August 2014 Integrated Solutions For Retailers
By Adam Blair, contributing editor
Sophisticated solutions give retailers real-time tools to track and influence in-store behavior.
Location-based analytics have come a long way from simply counting how many customers come through a store’s front door. Sophisticated solutions that use a variety of new sensing technologies can track customer movement and behavior down to the level of micro-zones and offer the ability to respond in near real time, according to ShopperTrak Chief Product Officer Chetan Ghai. He reveals how analysis of aggregated customer movement data can be used to determine the most effective store layouts and signage, creating a better customer experience and maximizing in-store sales and profitability in the long term.
What are the most important benefits of understanding customer traffic?
Ghai: Comprehensive location-based analytics solutions can provide insight into consumer behavior that enables retailers to enhance the shopping experience and drive revenue. Using a combination of perimeter, interior, and performance analytics offers bottom-line benefits that include increasing traffic, conversion rates, and average transaction sizes.
Perimeter analytics leverage traffic, labor, and sales data to optimize marketing and operational effectiveness, allowing retailers to measure, monitor, and modify their efforts to optimize traffic, power hours, draw rate, and staffing. Within the store, interior analytics give full visibility into where consumers go, how long they stay, and whether they return. Retailers also can gain insights into dwell time, loyalty, abandonment, counting within specific store zones, sales intercept, and queue stats. Having this info allows stores and the malls housing them to better plan operations, marketing, and merchandising. Performance analytics simplify and synthesize huge amounts of data into actionable insights for retailers.
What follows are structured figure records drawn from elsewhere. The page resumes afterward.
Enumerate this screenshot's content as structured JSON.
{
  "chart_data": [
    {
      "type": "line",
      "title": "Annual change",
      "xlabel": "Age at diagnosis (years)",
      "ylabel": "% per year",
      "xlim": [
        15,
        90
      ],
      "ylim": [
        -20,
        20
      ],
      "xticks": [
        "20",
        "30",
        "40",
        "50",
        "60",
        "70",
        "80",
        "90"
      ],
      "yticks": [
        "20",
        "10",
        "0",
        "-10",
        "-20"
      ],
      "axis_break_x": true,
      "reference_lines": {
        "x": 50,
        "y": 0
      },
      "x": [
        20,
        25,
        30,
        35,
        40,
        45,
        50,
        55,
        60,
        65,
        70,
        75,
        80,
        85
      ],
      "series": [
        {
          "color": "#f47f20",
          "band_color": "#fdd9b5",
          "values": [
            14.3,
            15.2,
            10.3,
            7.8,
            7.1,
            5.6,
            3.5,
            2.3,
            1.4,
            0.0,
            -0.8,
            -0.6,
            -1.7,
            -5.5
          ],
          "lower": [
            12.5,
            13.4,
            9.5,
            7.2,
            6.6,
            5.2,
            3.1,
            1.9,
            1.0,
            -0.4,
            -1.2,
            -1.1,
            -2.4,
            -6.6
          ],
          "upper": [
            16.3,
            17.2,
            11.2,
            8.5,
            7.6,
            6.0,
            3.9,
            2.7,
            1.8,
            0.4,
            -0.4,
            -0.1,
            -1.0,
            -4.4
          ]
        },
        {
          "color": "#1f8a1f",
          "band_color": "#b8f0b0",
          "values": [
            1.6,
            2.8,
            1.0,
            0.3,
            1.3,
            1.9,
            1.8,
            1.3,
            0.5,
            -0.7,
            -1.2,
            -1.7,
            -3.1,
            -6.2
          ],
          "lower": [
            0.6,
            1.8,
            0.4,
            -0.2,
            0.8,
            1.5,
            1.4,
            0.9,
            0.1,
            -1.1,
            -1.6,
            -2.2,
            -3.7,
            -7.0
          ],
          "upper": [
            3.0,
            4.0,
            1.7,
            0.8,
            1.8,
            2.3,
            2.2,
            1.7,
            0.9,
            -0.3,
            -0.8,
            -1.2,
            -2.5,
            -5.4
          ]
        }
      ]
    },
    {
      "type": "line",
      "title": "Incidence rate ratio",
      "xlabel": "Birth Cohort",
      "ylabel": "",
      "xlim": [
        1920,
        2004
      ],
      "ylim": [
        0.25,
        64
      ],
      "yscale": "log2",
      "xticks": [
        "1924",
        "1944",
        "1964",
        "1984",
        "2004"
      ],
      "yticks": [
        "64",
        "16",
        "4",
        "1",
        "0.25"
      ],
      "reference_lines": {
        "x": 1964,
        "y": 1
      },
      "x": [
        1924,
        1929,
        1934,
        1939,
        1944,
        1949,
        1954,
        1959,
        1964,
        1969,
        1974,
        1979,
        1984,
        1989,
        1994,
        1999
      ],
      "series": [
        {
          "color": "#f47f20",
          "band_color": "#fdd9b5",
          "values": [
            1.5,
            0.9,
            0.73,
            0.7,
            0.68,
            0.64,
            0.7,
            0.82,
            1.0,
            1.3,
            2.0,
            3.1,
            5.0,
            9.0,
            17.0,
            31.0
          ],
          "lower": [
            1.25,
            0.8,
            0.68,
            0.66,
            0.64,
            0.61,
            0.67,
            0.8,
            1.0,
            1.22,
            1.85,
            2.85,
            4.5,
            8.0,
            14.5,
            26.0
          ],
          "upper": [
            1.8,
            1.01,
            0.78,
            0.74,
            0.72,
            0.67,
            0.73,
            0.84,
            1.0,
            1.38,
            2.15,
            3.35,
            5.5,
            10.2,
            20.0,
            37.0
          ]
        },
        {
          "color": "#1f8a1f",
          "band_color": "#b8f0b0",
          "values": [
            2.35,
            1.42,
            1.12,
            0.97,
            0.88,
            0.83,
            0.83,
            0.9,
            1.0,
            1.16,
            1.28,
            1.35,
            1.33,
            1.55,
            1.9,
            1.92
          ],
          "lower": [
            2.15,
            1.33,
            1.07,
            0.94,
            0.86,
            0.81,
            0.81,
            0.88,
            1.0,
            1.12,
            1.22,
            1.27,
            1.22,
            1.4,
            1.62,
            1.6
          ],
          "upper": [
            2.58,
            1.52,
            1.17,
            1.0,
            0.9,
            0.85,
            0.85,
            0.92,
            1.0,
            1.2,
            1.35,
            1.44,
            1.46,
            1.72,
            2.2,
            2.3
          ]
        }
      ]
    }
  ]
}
These kinds of integrated location-based solutions can help retailers determine their best-performing stores as well as those with the most improvement opportunities. These kinds of solutions can also help stores establish target conversion rates and provide guidance as to where marketing efforts should be focused.
How do you ensure that in-store data gathering techniques don’t violate consumers’ privacy/comfort level?
Ghai: Our ShopperTrak product does not gather any personally identifiable information. All of the data we collect is anonymous and is provided to retailers in an aggregated summary form.
In an e-commerce environment, customer analytics can be used to formulate real-time responses. How can retailers enable real-time or near real-time responses in the store?
Ghai: Using real-time information, retailers can monitor performance in 15-minute increments at the store and enterprise levels. If they notice a significant difference between plan versus actual, they can quickly start to redistribute sales staff, engage in on-floor coaching, or implement promotional incentives to meet their goals. At the enterprise level, retailers can assess the success of local marketing and advertising activities and adjust their strategies accordingly.
What can retailers learn about planograms, store layouts, signage, etc. to help guide changes to the store itself and to the customer experience?
Ghai: Retailers spend millions of dollars collecting data on mystery shopping trips each year. Their aim is to test signage, store layout, and the overall experience with the staff. Much of the data that is collected manually on a tiny sample of their shoppers can be collected across a far greater sample with better accuracy using location-based analytics. For example, retailers can use this more accurate information to determine if signage is helping or hurting window conversion or draw rate, or to assess if customers are being helped quickly. They can also quickly and more cost-effectively test new layouts or formats to determine their impact on the bottom line before rolling out a new design across their entire chain.